Amending the constitution has been one of the hobby horses of Korean politics. It is a bit like getting rid of the Electoral College in the United States--many people talk about it all the time, sometimes there may even be a bill introduced for it, but nothing actually gets done. In Korea, there has been much talk about perhaps switching into proportional representation system instead of the presidential system, or allowing the president to be re-elected rather than serving only a single term of five years. But in the 30-year history of modern Korean democracy, none of it even came close to happening.
In the early stages of the scandal, Park Geun-hye brought up the possibility of amending the constitution, presumably to distract the politicians from the unfolding scandal. Needless to say, the aimed-for distraction did not actually happen, although some opposition politicians also pipe up about amending the constitution from time to time. You can safely ignore this point.
Politics: What is Happening with the Presidential Race?
All the Korean politicians are playing for the ultimate prize--winning the next presidential election. Moon Jae-in and Ahn Cheol-su are clearly setting themselves up for the presidential run, and have been calibrating their behaviors accordingly.
There is no question that Park Geun-hye screwed over Saenuri Party's chances at a third consecutive president. Throughout her administration, Park has been engaged in a civil war within her party clashing with pro-Lee Myung-bak faction, which weakened the standing of that faction. But the pro-Park faction has no heir apparent either, as Park Geun-hye has been notoriously distrustful of grooming a Number 2 that may someday try to supplant her.
The most open secret in Korean politics has been that Saenuri Party has been attempting to bring in the UN Secretary-General Ban Ki-moon to run for the president under the conservative banner. But with this scandal, that plan went straight into the shredder. Ban, a notorious opportunist who truly earned his nickname "greasy eel," would be hardly inclined to jump onto the sinking ship that is Saenuri. However, with other Saenuri presidential hopefuls having been kneecapped by Park Geun-hye over the last several years, Ban is the only conservative who is polling in the double digits, at around 19 percent.

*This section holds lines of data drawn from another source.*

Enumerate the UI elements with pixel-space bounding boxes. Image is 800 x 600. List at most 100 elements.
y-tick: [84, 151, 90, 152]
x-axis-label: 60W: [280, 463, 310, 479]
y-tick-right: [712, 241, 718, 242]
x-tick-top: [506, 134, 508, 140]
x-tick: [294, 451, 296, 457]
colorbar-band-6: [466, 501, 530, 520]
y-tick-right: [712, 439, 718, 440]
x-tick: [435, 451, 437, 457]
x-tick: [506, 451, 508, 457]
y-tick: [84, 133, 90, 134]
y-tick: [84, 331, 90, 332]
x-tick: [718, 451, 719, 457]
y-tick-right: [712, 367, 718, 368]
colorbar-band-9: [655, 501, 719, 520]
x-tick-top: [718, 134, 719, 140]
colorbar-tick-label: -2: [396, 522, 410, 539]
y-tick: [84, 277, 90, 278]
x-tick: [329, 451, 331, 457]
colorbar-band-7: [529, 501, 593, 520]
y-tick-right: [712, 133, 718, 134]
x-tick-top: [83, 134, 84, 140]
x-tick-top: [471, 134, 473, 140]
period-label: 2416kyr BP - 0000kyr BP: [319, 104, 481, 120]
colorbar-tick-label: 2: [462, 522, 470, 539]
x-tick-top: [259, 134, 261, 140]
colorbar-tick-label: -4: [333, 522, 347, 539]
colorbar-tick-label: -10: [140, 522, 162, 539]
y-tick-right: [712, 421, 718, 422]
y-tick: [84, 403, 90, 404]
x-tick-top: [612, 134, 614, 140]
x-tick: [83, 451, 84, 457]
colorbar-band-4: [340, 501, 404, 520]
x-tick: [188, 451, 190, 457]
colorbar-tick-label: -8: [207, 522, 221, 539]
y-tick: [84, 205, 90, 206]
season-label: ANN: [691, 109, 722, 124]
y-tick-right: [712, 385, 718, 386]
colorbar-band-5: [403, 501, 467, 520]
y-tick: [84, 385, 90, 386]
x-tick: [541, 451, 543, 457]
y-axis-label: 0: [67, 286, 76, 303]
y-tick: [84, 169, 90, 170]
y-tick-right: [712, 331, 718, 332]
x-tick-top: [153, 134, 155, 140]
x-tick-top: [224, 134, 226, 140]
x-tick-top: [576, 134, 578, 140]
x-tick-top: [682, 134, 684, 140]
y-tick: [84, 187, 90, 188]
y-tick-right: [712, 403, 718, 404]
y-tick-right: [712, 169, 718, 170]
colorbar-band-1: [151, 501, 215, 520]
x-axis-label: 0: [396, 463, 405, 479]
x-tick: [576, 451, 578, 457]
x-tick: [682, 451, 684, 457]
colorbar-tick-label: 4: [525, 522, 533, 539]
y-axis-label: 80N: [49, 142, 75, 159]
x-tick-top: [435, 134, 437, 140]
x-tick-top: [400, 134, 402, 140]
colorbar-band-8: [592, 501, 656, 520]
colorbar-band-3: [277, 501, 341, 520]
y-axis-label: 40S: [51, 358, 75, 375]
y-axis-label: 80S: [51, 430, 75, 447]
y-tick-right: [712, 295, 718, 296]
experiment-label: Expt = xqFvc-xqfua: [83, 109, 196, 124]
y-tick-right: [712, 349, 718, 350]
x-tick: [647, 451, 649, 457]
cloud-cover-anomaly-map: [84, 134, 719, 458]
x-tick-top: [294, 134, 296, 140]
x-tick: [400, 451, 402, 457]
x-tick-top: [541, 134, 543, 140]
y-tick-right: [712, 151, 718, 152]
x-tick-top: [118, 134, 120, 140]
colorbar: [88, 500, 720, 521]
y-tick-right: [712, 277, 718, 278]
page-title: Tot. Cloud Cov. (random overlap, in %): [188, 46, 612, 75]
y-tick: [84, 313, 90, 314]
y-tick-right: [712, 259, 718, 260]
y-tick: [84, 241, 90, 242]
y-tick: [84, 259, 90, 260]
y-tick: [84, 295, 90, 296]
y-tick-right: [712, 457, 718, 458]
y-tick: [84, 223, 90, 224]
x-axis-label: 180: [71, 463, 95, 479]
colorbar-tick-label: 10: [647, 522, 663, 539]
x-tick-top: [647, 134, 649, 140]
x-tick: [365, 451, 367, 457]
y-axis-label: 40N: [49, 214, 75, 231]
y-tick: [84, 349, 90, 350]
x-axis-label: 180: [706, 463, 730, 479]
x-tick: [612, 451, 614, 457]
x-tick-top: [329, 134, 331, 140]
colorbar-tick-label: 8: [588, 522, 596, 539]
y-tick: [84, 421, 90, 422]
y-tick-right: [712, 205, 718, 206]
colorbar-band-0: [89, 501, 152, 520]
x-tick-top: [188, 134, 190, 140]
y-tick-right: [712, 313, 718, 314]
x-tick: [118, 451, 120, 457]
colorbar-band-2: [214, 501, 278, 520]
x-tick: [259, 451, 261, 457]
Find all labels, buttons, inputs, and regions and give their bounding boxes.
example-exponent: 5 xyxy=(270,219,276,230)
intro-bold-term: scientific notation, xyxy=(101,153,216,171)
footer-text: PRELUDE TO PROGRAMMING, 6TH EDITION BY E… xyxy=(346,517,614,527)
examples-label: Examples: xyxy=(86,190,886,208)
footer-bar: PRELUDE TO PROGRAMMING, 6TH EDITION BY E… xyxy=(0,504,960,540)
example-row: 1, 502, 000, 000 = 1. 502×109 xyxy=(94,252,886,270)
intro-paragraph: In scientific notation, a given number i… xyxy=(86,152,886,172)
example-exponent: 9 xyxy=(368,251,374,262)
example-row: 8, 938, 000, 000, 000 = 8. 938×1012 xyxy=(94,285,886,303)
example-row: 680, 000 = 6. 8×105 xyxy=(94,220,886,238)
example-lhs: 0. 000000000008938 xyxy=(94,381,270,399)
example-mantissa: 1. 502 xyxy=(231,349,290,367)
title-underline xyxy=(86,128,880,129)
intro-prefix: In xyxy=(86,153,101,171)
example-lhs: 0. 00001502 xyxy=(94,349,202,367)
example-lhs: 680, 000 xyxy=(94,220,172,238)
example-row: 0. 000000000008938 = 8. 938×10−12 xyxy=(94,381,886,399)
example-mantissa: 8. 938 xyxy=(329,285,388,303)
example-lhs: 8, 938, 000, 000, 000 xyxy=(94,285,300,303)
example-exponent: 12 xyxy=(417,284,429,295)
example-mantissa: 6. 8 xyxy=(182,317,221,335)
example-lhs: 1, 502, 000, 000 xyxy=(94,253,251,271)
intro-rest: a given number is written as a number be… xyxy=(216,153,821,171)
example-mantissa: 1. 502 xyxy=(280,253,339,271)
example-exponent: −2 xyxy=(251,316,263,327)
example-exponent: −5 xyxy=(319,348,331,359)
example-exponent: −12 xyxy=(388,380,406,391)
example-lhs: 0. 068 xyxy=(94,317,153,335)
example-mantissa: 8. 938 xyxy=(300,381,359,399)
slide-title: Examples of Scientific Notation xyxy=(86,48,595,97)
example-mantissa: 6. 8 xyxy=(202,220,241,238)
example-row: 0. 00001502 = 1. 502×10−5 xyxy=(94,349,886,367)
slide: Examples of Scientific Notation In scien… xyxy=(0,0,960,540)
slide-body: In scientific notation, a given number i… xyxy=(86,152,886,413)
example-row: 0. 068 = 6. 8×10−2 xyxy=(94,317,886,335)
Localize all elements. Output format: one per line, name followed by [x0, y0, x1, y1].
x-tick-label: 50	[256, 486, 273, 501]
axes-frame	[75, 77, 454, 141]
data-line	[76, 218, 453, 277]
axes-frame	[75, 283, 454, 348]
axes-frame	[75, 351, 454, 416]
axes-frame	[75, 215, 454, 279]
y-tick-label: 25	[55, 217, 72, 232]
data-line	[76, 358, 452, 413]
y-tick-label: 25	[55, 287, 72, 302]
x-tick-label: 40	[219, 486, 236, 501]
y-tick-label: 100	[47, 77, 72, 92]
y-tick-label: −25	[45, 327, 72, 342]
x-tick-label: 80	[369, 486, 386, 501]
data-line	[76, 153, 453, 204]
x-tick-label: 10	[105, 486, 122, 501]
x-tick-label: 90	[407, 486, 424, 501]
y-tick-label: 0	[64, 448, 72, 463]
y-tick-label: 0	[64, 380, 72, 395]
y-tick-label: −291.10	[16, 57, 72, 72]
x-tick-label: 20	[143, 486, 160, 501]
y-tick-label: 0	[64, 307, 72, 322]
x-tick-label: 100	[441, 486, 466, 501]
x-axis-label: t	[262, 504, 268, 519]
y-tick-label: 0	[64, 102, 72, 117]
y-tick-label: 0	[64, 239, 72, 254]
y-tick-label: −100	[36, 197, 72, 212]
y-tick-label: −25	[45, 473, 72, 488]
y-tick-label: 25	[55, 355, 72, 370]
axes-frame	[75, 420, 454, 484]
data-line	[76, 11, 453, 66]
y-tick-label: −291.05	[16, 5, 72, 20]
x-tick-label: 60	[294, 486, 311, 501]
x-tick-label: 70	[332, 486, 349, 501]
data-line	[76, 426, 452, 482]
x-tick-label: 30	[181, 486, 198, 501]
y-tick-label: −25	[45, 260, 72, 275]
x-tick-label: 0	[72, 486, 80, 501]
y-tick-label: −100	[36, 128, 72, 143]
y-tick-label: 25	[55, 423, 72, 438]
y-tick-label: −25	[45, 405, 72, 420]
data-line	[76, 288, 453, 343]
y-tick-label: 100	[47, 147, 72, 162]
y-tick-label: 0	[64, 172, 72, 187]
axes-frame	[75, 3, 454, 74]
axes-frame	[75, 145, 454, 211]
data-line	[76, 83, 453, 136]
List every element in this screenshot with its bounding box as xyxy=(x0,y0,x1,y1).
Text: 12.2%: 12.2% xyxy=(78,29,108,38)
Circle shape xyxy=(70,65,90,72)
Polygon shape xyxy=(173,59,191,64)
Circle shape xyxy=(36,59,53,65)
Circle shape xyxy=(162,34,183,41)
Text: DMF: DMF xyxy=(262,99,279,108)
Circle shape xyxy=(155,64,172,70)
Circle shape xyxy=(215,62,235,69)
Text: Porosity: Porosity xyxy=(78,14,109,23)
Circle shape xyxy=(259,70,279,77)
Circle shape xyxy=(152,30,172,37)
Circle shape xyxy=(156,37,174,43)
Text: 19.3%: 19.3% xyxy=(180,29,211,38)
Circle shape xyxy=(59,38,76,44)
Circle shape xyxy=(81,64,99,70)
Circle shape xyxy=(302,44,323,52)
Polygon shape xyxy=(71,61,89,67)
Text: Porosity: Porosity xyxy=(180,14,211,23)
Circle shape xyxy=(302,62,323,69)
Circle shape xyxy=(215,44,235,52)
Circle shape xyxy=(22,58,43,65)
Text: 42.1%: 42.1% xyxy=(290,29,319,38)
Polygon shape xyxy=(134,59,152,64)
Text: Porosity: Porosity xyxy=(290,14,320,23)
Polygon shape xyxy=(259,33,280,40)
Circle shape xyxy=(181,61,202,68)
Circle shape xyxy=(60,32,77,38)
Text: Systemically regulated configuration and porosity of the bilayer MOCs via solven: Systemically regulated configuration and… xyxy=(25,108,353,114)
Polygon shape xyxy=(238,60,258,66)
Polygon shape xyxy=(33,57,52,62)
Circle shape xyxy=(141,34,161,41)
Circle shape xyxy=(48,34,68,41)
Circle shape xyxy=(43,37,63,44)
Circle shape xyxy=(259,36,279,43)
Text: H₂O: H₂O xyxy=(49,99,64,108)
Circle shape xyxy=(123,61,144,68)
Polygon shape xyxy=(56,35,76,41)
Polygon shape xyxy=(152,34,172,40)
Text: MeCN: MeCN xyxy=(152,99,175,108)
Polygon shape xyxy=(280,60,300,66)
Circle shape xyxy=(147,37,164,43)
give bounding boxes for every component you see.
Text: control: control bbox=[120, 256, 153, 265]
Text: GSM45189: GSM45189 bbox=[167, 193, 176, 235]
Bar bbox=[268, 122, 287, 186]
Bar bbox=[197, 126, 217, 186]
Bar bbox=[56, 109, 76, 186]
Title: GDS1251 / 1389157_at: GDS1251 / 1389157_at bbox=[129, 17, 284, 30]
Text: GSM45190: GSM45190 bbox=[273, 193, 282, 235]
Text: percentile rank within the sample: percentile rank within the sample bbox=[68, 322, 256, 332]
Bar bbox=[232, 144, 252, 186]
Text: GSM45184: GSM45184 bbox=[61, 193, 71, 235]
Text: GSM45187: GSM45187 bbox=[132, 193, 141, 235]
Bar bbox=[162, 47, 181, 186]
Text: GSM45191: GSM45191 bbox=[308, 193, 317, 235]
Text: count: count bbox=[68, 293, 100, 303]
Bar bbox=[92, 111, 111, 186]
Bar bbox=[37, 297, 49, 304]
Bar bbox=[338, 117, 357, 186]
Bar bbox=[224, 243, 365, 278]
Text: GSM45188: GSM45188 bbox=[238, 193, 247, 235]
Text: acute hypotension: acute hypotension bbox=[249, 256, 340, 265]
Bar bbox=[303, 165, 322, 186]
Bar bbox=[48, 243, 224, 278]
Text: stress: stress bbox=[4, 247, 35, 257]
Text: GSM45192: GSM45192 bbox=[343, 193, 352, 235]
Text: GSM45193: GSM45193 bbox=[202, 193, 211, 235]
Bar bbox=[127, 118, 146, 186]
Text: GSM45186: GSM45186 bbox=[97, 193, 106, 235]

But the opposition is not in the clear, mostly because the support for the opposition is split into many. Moon Jae-in is leading the field with around 21 percent of the support, which is far from overwhelming. Ahn Cheol-su is clocking in around 12 percent, and Lee Jae-myeong is also cracking double digits based on his harsh attacks on the Park administration. Perhaps more importantly, many Koreans who are disgusted by the Park administration are still not willing to vote for a liberal candidate. It is very easy to imagine that, given the right candidate in the next few months, Korea's conservatives will rally behind him (and it is almost certainly a him.) One "Hail Mary" possibility: there is a small, but not insignificant, chance that Ahn Cheol-su would engage in a hostile takeover of Saenuri Party and run as the conservative candidate, after sensing that he will not be able to win in a three-way race.